The nicely appointed front foyer of the Newport Business Institute in Lower Burrell is quiet this Friday, as it is most Fridays, since classes aren't held on the last workday of the week.
Fridays are reserved for independent study, teacher conferences or individual projects, so both the Newport school and its sister school just up Greensburg Road, Oakbridge Academy of Arts, have only a few students around. They're working one-on-one with teachers, trying out darkroom techniques or just reading.
Each school has about 100 students. Both also have loyal alumni and staff and a supportive community, which became apparent in 2004 when flooding from Hurricane Ivan nearly closed them down.
Maybe it's because they have such a long history in the New Kensington area.
Newport began in 1895 as Sayre Business College, an offshoot of the Alcoa Co., which had a plant and offices in New Kensington, said J. Bryant Mullen, owner and president of both schools.
Then it became New Kensington Commercial School, a place where hundreds of high school graduates from northern Westmoreland and Allegheny counties learned managerial and secretarial skills for the business world.
It moved from New Kensington to the vacant Burrell School District's Wills School on Greensburg Road in 1975, where it remains, and was renamed Newport Business Institute in 1995. Mr. Mullen's company also owns Newport Business Institute in Williamsport.
Oakbridge was once the Art Institute of New Kensington, a small school founded in 1972 as a place where creative young people from the area could learn how to use their talents to earn a living. That school is now housed in a former car dealership building less than a quarter mile from Newport.
Designers and photographers for companies and media outlets throughout the area have Oakbridge alumni on their payrolls, administrators say.
Both schools are busy hives of learning. You'd never guess that the little creek behind Oakbridge and across the road from Newport came close to wiping them out in the wake of Hurricane Ivan in September 2004. Swollen from record-breaking rains, it inundated the area so badly Oakbridge's floors were deep with water and mud and Newport lost just about everything.
Ray Wroblewski, the director of Newport Business Institute, has the slides to prove it. The images show mud-caked computers on the first floor and a ruined furnace in the basement.
Watermarks have since been painted over but he indicates where flood waters rose midway between the floor and ceiling in a conference room, soaking rugs and furniture and office equipment.

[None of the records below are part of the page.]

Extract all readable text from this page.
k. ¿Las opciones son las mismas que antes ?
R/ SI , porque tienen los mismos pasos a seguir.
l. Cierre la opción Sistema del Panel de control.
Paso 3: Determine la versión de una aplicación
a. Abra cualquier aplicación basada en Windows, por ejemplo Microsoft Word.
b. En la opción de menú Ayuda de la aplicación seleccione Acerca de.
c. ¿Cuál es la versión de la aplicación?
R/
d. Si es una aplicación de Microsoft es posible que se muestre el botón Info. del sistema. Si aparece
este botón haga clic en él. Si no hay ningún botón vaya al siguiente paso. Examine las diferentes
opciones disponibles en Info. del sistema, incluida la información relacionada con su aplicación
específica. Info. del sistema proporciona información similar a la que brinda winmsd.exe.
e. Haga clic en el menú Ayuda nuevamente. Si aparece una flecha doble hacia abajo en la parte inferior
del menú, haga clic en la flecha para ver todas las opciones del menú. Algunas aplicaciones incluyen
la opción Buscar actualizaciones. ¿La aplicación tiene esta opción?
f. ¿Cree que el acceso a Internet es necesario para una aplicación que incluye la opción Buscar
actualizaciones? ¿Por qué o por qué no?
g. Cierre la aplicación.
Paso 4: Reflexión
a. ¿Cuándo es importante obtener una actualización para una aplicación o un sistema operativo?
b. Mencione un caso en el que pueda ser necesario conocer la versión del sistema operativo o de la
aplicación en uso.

"Every desk and computer on the first two floors were destroyed in the flood," he said.
But something unexpected happened in the days after the flood waters receded.
People began to show up to help.
"Teachers and students got on their boots and gloves," Mr. Mullen said.
They and other members of the community wanted to help get their schools back in shape.
"The Kinloch firemen -- they're the best firemen in the world," Mr. Mullen said of the Lower Burrell volunteer company.
They succeeded in getting the schools reopened.
Accounting and computer teacher Marie Stewart said the loyalty comes from the small classes and the one-on-one contact between teacher and student. The Wilkins resident graduated from Newport before she earned her bachelor's degree at Robert Morris University and joined the faculty.
"We plant the seed," Mr. Mullen said.
The curriculums of both schools are specialized and aimed at people who want to get started on their careers and who want to do it close to home. Students are from New Kensington, Butler, Shaler and Penn Hills; they are young people just out of high school and older students who want to learn skills for their current jobs.
They pay about $2,500 a quarter in tuition and get an associate's degree and lifelong placement services for their money and effort.
Mr. Mullen points to his own experience.
He's a native of Oakmont and a graduate of Riverview High School. His first post-high school experience was close to home, too, when he graduated from Newport during the time it was New Kensington Commercial School.
"We're helping [local people] to get their first career," Mr. Mullen said.
Oakbridge Director Janie Gatty, also a New Kensington Commercial School graduate, said the school is a place where students learn that their art talents can lead to a satisfying career.
"There are so many things they can do," she said.
And they can do it without driving to Pittsburgh every day or enrolling somewhere out of the area, Ms. Gatty said.
Right now, a group of Oakbridge students is collaborating on a project for Lower Burrell. The city wants a logo it can use for easy identification of sites such as recycling centers or parks.
Mr. Mullen said even though the schools are up and running, with furniture and new paint and busy students, a few things are missing -- a full library, for instance.
The Newport library was located in the basement area before the flood. More than 5,000 books were lost when the waters rose that day.
The library has since been moved to the second floor, and now has 2,000 volumes, most donated by that same loyal community.
It lacks the books on business the school once had, something Mr. Mullen regrets but realizes will take time to replace.
But he's philosophical.
"You can't buy a library. You build it," he said.